C’est pendant son règne que de grosses fortunes avaient poussé comme des champignons. Lequel des profiteurs du régime de Chadli s’était-il appauvri quand le service de la dette était supérieur aux recettes d’exportations et quand l’accord passé avec le FMI avait conduit au licenciement de 400 000 travailleurs ? Lequel d’entre eux ne s’est-il pas vu accorder des crédits pour importer les biens, y compris l’eau de Vichy !, qui ont remplacé la production nationale ? Qui parmi ces brigands ne s’est-il pas démesurément enrichi pendant que les travailleurs crevaient de faim ? Et qu’ils souffraient du terrorisme déclenché par des nervis manipulés par les franges ultra-réactionnaires de la bourgeoisie camouflées derrière la religion pour accélérer le processus de privatisation et de paupérisation des travailleurs. Et c’est sous l’instigation de ces mêmes gens que des plumitifs somment les travailleurs de se préparer à revivre cette période noire !

Non, l’économie algérienne n’est pas encore en situation de banqueroute

Elle ne le sera que si on les laisse faire. La banqueroute peut être évitée. Notre économie dispose d’un potentiel industriel qu’il ne faut pas sous-estimer. Fruit des investissements productifs des années 1970, ce potentiel demeure appréciable malgré son affaiblissement et le refus de le moderniser en application d’une vision de classe anti-ouvrière et anti-nationale de toutes les équipes pro-capitalistes qui se sont succédé au pouvoir. Ce potentiel est volontairement méprisé et maintenu en friche par les représentants des couches parasitaires dans l’Etat. La raison en est simple : cherchant le profit facile et rapide celles-ci préfèrent s’installer dans le commerce d’importation. Cela leur permet de faire fuir les devises à l’étranger au moyen de la surfacturation frauduleuse des marchandises.

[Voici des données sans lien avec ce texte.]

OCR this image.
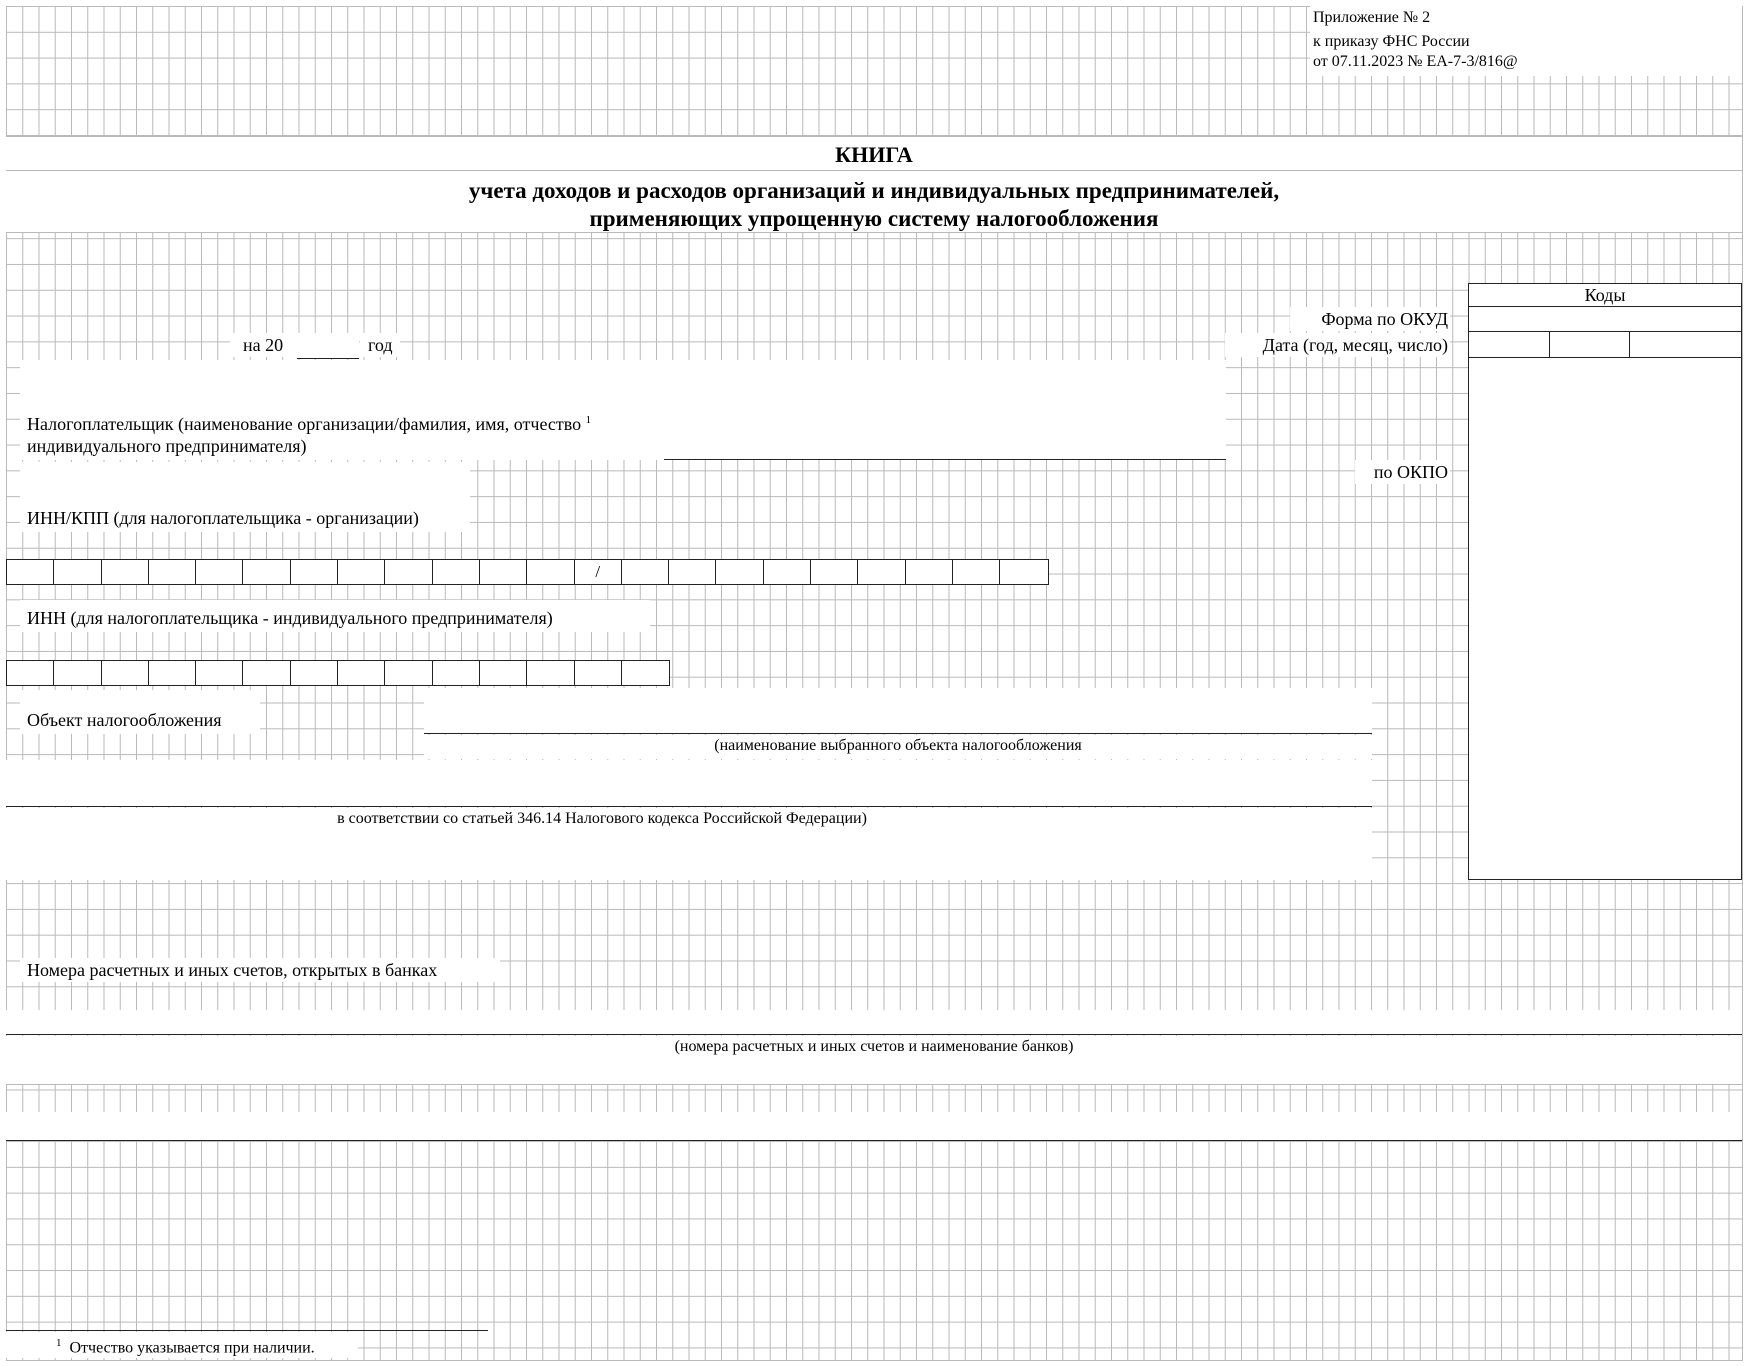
Приложение № 2
к приказу ФНС России
от 07.11.2023 № ЕА-7-3/816@
КНИГА
учета доходов и расходов организаций и индивидуальных предпринимателей,
применяющих упрощенную систему налогообложения
Коды
Форма по ОКУД
Дата (год, месяц, число)
по ОКПО
на 20	год
Налогоплательщик (наименование организации/фамилия, имя, отчество $^1$
индивидуального предпринимателя)
ИНН/КПП (для налогоплательщика - организации)
/
ИНН (для налогоплательщика - индивидуального предпринимателя)
Объект налогообложения
(наименование выбранного объекта налогообложения
в соответствии со статьей 346.14 Налогового кодекса Российской Федерации)
Номера расчетных и иных счетов, открытых в банках
(номера расчетных и иных счетов и наименование банков)
$^1$ Отчество указывается при наличии.
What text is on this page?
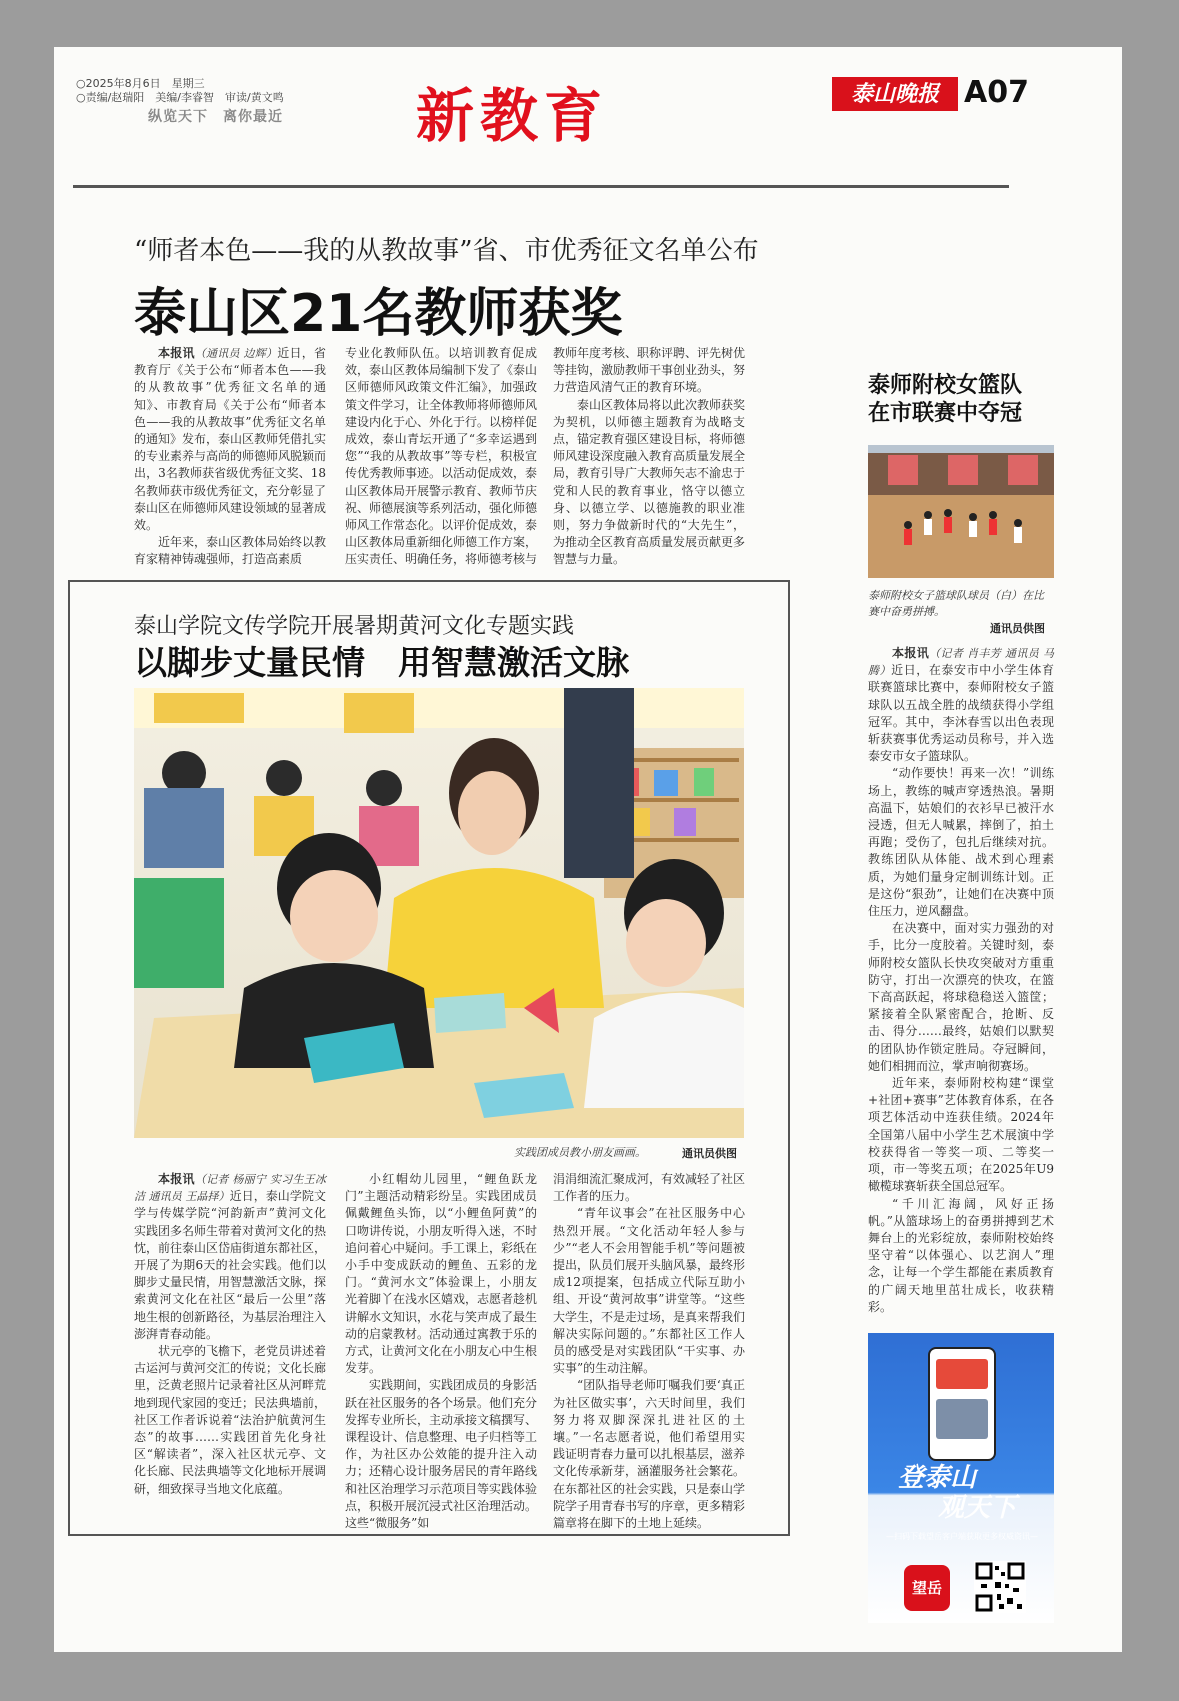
○2025年8月6日　星期三
○责编/赵瑞阳　美编/李睿智　审读/黄文鸣
纵览天下　离你最近	新教育	泰山晚报 A07
“师者本色——我的从教故事”省、市优秀征文名单公布
泰山区21名教师获奖

本报讯（通讯员 边辉）近日，省教育厅《关于公布“师者本色——我的从教故事”优秀征文名单的通知》、市教育局《关于公布“师者本色——我的从教故事”优秀征文名单的通知》发布，泰山区教师凭借扎实的专业素养与高尚的师德师风脱颖而出，3名教师获省级优秀征文奖、18名教师获市级优秀征文，充分彰显了泰山区在师德师风建设领域的显著成效。

近年来，泰山区教体局始终以教育家精神铸魂强师，打造高素质

专业化教师队伍。以培训教育促成效，泰山区教体局编制下发了《泰山区师德师风政策文件汇编》，加强政策文件学习，让全体教师将师德师风建设内化于心、外化于行。以榜样促成效，泰山青坛开通了“多幸运遇到您”“我的从教故事”等专栏，积极宣传优秀教师事迹。以活动促成效，泰山区教体局开展警示教育、教师节庆祝、师德展演等系列活动，强化师德师风工作常态化。以评价促成效，泰山区教体局重新细化师德工作方案，压实责任、明确任务，将师德考核与

教师年度考核、职称评聘、评先树优等挂钩，激励教师干事创业劲头，努力营造风清气正的教育环境。

泰山区教体局将以此次教师获奖为契机，以师德主题教育为战略支点，锚定教育强区建设目标，将师德师风建设深度融入教育高质量发展全局，教育引导广大教师矢志不渝忠于党和人民的教育事业，恪守以德立身、以德立学、以德施教的职业准则，努力争做新时代的“大先生”，为推动全区教育高质量发展贡献更多智慧与力量。

泰山学院文传学院开展暑期黄河文化专题实践
以脚步丈量民情　用智慧激活文脉
实践团成员教小朋友画画。	通讯员供图

本报讯（记者 杨丽宁 实习生王冰洁 通讯员 王晶择）近日，泰山学院文学与传媒学院“河韵新声”黄河文化实践团多名师生带着对黄河文化的热忱，前往泰山区岱庙街道东都社区，开展了为期6天的社会实践。他们以脚步丈量民情，用智慧激活文脉，探索黄河文化在社区“最后一公里”落地生根的创新路径，为基层治理注入澎湃青春动能。

状元亭的飞檐下，老党员讲述着古运河与黄河交汇的传说；文化长廊里，泛黄老照片记录着社区从河畔荒地到现代家园的变迁；民法典墙前，社区工作者诉说着“法治护航黄河生态”的故事……实践团首先化身社区“解读者”，深入社区状元亭、文化长廊、民法典墙等文化地标开展调研，细致探寻当地文化底蕴。

小红帽幼儿园里，“鲤鱼跃龙门”主题活动精彩纷呈。实践团成员佩戴鲤鱼头饰，以“小鲤鱼阿黄”的口吻讲传说，小朋友听得入迷，不时追问着心中疑问。手工课上，彩纸在小手中变成跃动的鲤鱼、五彩的龙门。“黄河水文”体验课上，小朋友光着脚丫在浅水区嬉戏，志愿者趁机讲解水文知识，水花与笑声成了最生动的启蒙教材。活动通过寓教于乐的方式，让黄河文化在小朋友心中生根发芽。

实践期间，实践团成员的身影活跃在社区服务的各个场景。他们充分发挥专业所长，主动承接文稿撰写、课程设计、信息整理、电子归档等工作，为社区办公效能的提升注入动力；还精心设计服务居民的青年路线和社区治理学习示范项目等实践体验点，积极开展沉浸式社区治理活动。这些“微服务”如

涓涓细流汇聚成河，有效减轻了社区工作者的压力。

“青年议事会”在社区服务中心热烈开展。“文化活动年轻人参与少”“老人不会用智能手机”等问题被提出，队员们展开头脑风暴，最终形成12项提案，包括成立代际互助小组、开设“黄河故事”讲堂等。“这些大学生，不是走过场，是真来帮我们解决实际问题的。”东都社区工作人员的感受是对实践团队“干实事、办实事”的生动注解。

“团队指导老师叮嘱我们要‘真正为社区做实事’，六天时间里，我们努力将双脚深深扎进社区的土壤。”一名志愿者说，他们希望用实践证明青春力量可以扎根基层，滋养文化传承新芽，涵灌服务社会繁花。在东都社区的社会实践，只是泰山学院学子用青春书写的序章，更多精彩篇章将在脚下的土地上延续。

泰师附校女篮队
在市联赛中夺冠
泰师附校女子篮球队球员（白）在比赛中奋勇拼搏。
通讯员供图

本报讯（记者 肖丰芳 通讯员 马腾）近日，在泰安市中小学生体育联赛篮球比赛中，泰师附校女子篮球队以五战全胜的战绩获得小学组冠军。其中，李沐春雪以出色表现斩获赛事优秀运动员称号，并入选泰安市女子篮球队。

“动作要快！再来一次！”训练场上，教练的喊声穿透热浪。暑期高温下，姑娘们的衣衫早已被汗水浸透，但无人喊累，摔倒了，拍土再跑；受伤了，包扎后继续对抗。教练团队从体能、战术到心理素质，为她们量身定制训练计划。正是这份“狠劲”，让她们在决赛中顶住压力，逆风翻盘。

在决赛中，面对实力强劲的对手，比分一度胶着。关键时刻，泰师附校女篮队长快攻突破对方重重防守，打出一次漂亮的快攻，在篮下高高跃起，将球稳稳送入篮筐；紧接着全队紧密配合，抢断、反击、得分……最终，姑娘们以默契的团队协作锁定胜局。夺冠瞬间，她们相拥而泣，掌声响彻赛场。

近年来，泰师附校构建“课堂+社团+赛事”艺体教育体系，在各项艺体活动中连获佳绩。2024年全国第八届中小学生艺术展演中学校获得省一等奖一项、二等奖一项，市一等奖五项；在2025年U9橄榄球赛斩获全国总冠军。

“千川汇海阔，风好正扬帆。”从篮球场上的奋勇拼搏到艺术舞台上的光彩绽放，泰师附校始终坚守着“以体强心、以艺润人”理念，让每一个学生都能在素质教育的广阔天地里茁壮成长，收获精彩。

登泰山
观天下
—扫码下载望岳客户端获取更多权威资讯—
望岳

Les détenteurs du pouvoir de décision dans les appareils d’Etat assistent passivement à leurs malversations antinationales quand certains d’entre eux ne les couvrent pas.

L’alternative de justice et de progrès existe pour enrayer la course vers l’abîme

Ce potentiel industriel important et l’expérience de nombreux ingénieurs, techniciens et cadres, peuvent être fructifiés si la volonté politique existe. Le pays peut compter sur les quelque 130 milliards de dollars de réserve de change encore disponibles et des recettes appréciables si elles sont gérées de façon rationnelle dans l’intérêt des masses populaires. Conjugués avec la remise en route des capacités de production sous-exploitées, avec une aide sérieuse aux centaines de milliers de petits fellahs, ces ressources financières permettent de faire face à la situation.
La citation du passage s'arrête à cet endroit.